Fraichement diplômé de l’Academy of Arts High Cinema Institute, le jeune réalisateur égyptien Omar El Zohairy ̶ ayant travaillé comme assistant réalisateur auprès de Yusri Nasrallah, puis de Tamer El Said sur Les derniers jours d’une ville ̶ présentait en 2014 à la Cinéfondation son film de fin d’études The Aftermath Of The Inauguration Of The Public Toilet at Kilometer 375. Un très long titre saugrenu pour raconter l’histoire toute aussi absurde d’un éternuement devenu affaire d’Etat.

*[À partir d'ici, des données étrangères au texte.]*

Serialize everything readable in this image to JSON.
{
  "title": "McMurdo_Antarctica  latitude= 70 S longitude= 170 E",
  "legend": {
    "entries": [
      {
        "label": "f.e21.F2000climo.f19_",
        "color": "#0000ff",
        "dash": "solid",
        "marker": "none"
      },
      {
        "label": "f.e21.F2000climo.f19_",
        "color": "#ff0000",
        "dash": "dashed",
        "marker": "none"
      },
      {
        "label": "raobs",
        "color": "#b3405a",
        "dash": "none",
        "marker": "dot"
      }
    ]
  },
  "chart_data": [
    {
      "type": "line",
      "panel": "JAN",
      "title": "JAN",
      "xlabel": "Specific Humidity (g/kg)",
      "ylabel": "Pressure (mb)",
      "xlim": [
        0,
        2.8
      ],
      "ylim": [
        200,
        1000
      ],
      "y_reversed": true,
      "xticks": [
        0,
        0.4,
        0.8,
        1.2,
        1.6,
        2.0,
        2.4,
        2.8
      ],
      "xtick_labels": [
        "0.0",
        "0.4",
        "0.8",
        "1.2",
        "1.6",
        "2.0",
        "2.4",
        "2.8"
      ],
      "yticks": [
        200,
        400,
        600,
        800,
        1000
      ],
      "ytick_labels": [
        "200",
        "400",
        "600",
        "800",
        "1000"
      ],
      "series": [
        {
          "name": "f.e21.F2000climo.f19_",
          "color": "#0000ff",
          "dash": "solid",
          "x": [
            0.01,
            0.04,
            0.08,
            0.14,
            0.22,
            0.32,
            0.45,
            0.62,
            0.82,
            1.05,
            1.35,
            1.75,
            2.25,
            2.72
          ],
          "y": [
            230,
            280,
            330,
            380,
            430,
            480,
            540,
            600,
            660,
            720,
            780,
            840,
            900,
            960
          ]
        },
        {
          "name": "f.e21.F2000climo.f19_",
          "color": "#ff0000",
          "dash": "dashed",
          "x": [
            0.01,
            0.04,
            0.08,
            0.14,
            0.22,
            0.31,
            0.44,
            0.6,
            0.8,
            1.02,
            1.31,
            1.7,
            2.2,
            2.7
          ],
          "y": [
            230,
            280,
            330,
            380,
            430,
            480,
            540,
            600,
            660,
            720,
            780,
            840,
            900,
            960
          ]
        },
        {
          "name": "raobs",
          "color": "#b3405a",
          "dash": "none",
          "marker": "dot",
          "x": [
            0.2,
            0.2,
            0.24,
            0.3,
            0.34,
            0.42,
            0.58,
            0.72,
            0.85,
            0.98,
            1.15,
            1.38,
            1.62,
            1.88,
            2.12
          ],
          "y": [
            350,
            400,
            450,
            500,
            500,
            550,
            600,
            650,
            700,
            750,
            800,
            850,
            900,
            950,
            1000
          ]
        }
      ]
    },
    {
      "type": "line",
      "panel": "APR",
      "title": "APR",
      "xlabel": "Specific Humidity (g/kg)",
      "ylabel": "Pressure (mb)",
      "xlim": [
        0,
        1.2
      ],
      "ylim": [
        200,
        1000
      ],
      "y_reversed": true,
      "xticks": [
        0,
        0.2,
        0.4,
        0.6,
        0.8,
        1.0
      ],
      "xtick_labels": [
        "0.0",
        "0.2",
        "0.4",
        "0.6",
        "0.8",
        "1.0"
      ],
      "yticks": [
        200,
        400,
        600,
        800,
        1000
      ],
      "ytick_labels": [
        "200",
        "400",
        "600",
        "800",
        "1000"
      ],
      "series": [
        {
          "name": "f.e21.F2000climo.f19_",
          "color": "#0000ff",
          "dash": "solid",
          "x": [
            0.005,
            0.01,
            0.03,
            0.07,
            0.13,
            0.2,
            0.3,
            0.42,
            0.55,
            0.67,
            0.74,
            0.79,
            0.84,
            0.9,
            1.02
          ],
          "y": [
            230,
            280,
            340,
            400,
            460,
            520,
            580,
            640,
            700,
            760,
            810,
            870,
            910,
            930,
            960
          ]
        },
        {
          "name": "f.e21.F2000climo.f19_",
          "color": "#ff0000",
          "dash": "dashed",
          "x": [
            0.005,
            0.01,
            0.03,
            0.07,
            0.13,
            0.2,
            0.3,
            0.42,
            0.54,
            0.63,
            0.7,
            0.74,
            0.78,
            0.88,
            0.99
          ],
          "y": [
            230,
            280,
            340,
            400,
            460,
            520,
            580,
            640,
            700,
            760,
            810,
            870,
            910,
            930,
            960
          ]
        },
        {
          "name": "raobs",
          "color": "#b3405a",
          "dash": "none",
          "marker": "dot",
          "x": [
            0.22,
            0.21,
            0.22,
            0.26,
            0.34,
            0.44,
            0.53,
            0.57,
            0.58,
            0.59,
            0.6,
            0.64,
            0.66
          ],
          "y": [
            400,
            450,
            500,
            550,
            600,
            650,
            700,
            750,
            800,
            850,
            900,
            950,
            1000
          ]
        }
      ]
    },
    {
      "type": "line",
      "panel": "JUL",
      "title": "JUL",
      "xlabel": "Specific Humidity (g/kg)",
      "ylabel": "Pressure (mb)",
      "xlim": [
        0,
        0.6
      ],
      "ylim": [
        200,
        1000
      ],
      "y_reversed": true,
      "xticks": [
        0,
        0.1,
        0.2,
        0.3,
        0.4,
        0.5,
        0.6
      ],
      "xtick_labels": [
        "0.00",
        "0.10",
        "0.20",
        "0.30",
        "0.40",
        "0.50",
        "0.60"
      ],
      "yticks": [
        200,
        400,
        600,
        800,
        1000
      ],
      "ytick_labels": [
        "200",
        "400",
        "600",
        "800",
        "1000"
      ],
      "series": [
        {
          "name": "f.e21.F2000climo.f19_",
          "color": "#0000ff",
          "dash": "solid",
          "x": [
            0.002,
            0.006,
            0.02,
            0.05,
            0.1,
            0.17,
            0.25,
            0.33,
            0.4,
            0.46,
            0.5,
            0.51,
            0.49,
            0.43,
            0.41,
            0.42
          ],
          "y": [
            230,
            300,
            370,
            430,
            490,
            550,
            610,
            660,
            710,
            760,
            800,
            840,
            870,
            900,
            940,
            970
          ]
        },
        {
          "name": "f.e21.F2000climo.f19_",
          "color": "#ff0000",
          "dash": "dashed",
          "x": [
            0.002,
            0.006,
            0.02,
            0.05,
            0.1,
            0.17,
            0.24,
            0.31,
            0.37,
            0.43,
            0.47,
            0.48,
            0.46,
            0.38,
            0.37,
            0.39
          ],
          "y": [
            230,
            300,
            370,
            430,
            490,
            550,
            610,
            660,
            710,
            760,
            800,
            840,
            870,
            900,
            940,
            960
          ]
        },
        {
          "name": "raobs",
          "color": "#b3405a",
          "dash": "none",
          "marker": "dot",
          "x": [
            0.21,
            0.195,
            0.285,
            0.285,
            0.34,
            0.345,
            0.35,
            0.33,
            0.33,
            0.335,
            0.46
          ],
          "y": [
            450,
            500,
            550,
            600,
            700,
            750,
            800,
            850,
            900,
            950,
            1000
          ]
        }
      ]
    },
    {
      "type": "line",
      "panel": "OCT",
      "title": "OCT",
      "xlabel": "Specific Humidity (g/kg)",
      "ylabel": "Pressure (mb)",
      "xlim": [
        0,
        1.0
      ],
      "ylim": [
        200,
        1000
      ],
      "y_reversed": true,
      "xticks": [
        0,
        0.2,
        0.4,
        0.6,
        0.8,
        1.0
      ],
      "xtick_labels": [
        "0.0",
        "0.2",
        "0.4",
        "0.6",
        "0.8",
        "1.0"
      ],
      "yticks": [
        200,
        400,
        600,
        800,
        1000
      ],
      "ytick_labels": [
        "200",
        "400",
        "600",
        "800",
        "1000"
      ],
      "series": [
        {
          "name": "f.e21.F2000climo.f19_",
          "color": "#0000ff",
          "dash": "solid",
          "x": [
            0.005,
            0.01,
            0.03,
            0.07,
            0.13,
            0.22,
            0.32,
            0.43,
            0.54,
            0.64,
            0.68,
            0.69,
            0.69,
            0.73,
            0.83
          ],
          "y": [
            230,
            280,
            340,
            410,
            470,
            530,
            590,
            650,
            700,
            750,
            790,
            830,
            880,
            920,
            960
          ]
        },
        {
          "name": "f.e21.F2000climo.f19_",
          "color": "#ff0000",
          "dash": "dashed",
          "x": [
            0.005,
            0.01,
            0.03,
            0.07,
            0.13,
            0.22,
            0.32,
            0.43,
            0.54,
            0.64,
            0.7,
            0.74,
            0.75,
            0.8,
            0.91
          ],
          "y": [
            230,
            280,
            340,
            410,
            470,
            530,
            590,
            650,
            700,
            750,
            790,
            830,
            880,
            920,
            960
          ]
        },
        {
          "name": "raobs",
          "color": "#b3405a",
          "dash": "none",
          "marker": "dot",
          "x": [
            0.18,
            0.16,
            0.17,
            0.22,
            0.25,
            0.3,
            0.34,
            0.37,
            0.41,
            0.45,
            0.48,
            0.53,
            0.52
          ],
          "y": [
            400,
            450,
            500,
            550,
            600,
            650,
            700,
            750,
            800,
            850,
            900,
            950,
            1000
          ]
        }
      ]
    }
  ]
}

L’absurde y est politique. L’ Égypte de 2014 a vu ses espoirs révolutionnaires dissolus dans de malheureuses promesses. À travers l’histoire de cet homme qui, ayant passé sa vie à se faire petit – aussi grand qu’il puisse être – est terrifié par l’idée d’avoir dérangé un éminent homme d’état en éternuant, El Zohairy porte le message d’une jeunesse qui refuse ce retour forcé à la crainte devant l’ordre. Mais l’absurde est aussi poétique. Le désert regarde la mer sur un poste de télévision, les personnages grands, minces et silencieux rêvent d’eau dans de grands espaces vides, quand un énorme poisson se retrouve, lui, bien à l’étroit dans son bocal rempli d’eau.
Les plans fixes à la fois épurés et très composés, la désolation de cet employé et de sa femme résignés, et le seul souffle du vent comme bande sonore donneraient presque à cette adaptation de la nouvelle La mort d’un fonctionnaire de l’écrivain russe Anton Tchekhov, des airs de western moderne, où les employés administratifs soumis à de désuètes lois hiérarchiques seraient les cowboys peu fringants d’une Égypte en costume noir désertée par la raison.
L’espoir est pourtant là. L’eau arrive jusque dans le désert au kilomètre 375 pour faire fonctionner les toilettes, et El Zohairy, loin d’avoir asséché les ressources de l’absurde, poursuit son geste libérateur des craintes de l’asservissement dans un premier long-métrage en préparation, Feathers of a father, sélectionné en résidence à la Cinéfondation.